11/04/2023 francesoir.fr  7 min #226966

Le journaliste Matt Taibbi quitte Twitter en signe de protestation contre les restrictions d'Elon Musk envers la plateforme Substack

France-Soir

Le journaliste Matt Taibbi, auteur de nombreux épisodes des Twitter Files (octobre 2010).

NEILSON BARNARD / GETTY IMAGES NORTH AMERICA / GETTY IMAGES VIA AFP

Le journaliste d’investigation Matt Taibbi quitte Twitter. L’un des principaux auteurs des Twitter Files a ouvertement exprimé son désaccord avec les restrictions imposées à Substack, dont il est l'utilisateur. Cette plateforme de publication, qui permet de fidéliser son lectorat par abonnement gratuit ou payant, est accusée par Elon Musk d’avoir plagié l'oiseau bleu pour la création de sa nouvelle fonctionnalité baptisée “Notes”. En retour, le propriétaire de Twitter est vivement critiqué à propos de son interprétation de la liberté d'expression et pourrait perdre l'un des principaux enquêteurs des Twitter Files.

Substack est une plateforme de publication d’articles et de newsletters (lettres d'information) que de nombreux journalistes indépendants privilégient pour diffuser leurs contenus, moyennant un abonnement payant ou pas.  

La plateforme est utilisée par des institutions, entreprises ou de nombreux journalistes et écrivains de renom comme les lauréats du Prix Pulitzer   Seymour Hersh et Glenn Greenwald ou encore Bari Weiss et  Matt Taibbi.

Ces deux derniers sont les auteurs de plusieurs chapitres des  Twitter Files (ces documents internes du réseau social divulgués à partir de décembre 2020 par Elon Musk pour dévoiler les dessous de plusieurs affaires américaines, comme celle du laptop de Hunter Biden ou la censure de contenus liés au Covid-19). 

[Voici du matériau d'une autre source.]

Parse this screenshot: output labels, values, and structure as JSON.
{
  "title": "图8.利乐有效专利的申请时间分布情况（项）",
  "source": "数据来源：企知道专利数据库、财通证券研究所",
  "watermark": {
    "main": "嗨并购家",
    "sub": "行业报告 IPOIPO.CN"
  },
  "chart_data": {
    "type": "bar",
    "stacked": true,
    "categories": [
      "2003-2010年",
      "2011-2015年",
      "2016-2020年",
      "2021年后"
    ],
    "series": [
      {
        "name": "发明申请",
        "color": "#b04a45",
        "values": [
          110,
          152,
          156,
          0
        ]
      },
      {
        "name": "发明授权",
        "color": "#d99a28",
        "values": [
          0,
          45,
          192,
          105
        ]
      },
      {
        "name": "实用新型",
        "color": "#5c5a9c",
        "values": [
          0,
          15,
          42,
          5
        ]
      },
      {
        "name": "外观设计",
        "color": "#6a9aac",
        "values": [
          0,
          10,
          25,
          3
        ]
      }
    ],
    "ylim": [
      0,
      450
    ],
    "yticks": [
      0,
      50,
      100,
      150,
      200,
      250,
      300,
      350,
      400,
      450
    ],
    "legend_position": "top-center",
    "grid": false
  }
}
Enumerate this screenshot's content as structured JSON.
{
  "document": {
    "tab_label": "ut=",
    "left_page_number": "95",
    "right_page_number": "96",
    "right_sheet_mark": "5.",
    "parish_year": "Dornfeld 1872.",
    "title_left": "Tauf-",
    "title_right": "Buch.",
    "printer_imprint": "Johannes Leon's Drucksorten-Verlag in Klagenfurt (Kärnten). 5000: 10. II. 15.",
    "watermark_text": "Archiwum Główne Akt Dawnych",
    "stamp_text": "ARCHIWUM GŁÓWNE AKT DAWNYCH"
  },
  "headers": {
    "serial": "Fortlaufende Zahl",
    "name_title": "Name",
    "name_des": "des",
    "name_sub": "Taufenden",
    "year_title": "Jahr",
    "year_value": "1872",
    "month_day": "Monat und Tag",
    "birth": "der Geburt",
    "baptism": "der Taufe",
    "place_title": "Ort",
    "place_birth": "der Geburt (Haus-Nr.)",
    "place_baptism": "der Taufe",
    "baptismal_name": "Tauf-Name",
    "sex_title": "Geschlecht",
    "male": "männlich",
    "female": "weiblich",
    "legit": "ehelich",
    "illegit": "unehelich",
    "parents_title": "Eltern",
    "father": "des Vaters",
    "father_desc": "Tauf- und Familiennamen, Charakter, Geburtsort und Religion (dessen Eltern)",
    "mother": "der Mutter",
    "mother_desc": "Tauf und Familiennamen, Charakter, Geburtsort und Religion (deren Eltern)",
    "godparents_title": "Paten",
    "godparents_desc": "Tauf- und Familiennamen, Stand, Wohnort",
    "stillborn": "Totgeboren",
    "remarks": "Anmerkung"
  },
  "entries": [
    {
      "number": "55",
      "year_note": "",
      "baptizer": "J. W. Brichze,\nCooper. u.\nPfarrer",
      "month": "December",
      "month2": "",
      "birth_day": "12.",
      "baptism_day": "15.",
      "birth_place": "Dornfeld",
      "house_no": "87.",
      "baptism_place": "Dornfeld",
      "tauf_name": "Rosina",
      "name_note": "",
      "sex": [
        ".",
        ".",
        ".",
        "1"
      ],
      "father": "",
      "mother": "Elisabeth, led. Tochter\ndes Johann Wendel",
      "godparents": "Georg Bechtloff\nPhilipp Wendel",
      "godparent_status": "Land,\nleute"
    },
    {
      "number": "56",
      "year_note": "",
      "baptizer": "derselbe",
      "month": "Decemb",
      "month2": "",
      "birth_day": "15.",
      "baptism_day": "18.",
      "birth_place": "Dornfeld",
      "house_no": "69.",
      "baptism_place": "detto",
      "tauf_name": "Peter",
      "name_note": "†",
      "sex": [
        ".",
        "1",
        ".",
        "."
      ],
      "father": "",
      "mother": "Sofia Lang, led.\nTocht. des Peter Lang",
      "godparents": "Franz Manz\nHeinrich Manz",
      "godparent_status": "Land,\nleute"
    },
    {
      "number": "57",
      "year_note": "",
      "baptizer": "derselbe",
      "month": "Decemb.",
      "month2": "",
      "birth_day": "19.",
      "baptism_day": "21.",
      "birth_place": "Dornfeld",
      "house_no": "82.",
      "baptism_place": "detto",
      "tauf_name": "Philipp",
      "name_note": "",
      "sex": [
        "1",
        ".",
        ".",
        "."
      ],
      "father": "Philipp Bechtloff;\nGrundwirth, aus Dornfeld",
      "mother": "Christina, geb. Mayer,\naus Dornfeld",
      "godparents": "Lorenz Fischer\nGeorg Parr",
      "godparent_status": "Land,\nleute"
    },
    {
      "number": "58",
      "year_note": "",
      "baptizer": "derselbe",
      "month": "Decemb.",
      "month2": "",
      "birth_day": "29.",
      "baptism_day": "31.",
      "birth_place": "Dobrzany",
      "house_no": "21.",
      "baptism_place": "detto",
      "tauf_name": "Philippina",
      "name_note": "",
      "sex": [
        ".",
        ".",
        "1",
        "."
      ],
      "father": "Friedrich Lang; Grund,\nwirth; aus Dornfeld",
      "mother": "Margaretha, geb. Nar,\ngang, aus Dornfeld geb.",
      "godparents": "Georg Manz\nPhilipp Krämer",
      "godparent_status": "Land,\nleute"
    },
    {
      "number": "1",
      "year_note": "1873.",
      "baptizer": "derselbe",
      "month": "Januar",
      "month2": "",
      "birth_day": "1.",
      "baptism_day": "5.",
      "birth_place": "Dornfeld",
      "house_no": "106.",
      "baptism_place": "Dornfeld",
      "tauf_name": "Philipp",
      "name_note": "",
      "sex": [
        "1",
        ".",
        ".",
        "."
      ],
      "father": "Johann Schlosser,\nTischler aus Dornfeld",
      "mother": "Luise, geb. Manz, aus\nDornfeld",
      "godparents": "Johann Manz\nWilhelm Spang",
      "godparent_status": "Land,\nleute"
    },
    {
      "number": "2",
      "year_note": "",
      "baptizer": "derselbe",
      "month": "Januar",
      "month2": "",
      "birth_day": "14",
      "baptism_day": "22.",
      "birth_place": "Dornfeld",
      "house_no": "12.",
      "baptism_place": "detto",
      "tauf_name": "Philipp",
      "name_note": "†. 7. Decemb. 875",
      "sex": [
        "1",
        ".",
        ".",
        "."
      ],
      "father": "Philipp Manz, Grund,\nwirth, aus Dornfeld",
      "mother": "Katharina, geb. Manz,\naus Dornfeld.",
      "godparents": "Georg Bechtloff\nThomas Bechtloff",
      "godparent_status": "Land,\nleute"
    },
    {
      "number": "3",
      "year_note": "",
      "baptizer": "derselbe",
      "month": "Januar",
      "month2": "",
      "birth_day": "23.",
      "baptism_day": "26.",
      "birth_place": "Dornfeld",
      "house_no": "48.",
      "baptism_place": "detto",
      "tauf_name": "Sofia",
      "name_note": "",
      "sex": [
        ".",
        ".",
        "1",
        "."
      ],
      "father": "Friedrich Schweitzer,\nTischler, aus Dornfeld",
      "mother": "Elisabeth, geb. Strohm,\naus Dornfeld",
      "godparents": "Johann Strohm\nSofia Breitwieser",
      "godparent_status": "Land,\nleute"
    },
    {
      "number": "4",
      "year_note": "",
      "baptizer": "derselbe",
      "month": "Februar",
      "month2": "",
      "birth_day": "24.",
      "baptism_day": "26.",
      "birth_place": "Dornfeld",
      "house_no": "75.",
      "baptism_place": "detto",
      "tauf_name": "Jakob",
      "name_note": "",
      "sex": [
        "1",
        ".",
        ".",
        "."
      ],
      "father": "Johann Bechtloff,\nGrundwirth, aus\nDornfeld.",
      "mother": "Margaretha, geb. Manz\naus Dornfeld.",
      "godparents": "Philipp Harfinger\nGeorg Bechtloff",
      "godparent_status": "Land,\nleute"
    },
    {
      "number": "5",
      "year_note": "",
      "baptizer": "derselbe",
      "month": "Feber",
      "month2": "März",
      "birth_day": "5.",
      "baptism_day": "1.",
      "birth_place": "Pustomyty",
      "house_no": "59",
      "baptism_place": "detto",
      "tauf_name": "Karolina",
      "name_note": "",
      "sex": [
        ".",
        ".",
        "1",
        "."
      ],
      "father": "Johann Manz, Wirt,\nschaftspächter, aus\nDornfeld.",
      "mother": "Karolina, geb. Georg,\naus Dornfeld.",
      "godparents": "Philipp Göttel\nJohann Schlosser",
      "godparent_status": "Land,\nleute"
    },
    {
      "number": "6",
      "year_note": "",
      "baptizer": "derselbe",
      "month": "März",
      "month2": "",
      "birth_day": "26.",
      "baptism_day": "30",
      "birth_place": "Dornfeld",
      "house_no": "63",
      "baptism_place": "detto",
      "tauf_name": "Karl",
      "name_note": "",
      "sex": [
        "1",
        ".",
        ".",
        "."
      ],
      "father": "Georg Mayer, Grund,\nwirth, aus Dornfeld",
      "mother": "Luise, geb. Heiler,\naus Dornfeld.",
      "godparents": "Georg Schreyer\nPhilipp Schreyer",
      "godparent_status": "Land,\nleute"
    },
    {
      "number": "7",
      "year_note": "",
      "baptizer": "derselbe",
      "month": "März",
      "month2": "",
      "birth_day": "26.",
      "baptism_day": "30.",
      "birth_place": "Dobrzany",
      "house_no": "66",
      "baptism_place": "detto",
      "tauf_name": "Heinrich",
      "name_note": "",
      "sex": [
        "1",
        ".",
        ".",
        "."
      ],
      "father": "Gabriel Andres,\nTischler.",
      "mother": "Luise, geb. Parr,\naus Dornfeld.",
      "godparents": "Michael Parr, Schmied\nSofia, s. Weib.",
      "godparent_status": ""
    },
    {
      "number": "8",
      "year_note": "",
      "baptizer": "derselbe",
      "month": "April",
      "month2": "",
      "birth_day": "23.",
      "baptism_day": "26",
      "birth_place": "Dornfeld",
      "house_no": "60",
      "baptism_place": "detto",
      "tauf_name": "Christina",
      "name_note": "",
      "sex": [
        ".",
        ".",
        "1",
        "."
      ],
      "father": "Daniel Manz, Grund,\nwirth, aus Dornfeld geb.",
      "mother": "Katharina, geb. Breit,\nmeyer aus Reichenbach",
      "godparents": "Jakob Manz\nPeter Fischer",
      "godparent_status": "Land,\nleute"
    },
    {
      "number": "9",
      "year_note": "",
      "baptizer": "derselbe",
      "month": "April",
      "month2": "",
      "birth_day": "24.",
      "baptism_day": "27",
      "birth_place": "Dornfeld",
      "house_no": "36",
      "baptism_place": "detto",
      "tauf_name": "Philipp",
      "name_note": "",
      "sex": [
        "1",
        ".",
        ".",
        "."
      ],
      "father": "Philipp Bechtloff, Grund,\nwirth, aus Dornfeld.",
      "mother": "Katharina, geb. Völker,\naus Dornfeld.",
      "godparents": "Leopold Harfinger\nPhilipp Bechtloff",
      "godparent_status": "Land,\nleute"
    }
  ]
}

Matt Taibbi claque la porte 

Mercredi 5 avril, Substack a  annoncé le lancement d’une nouvelle fonctionnalité appelée “Notes”, qui permet à ses utilisateurs de partager des publications, des commentaires ou d’autres contenus dans u  n fil qui ressemble, à s’y méprendre, à Twitter.

Chaque "note" publiée affiche le nombre de likes, de commentaires et de partages, dont l’illustration rappelle le retweet de l’oiseau bleu. Elon Musk a vite réagi : le réseau social a bloqué la possibilité de liker ou de retweeter les tweets contenant le mot “Substack”. Cela n'est pas vraiment une surprise : Musk avait pratiqué la même politique au sujet de liens faisant la publicité d'autres plateformes numériques, comme Instagram par exemple.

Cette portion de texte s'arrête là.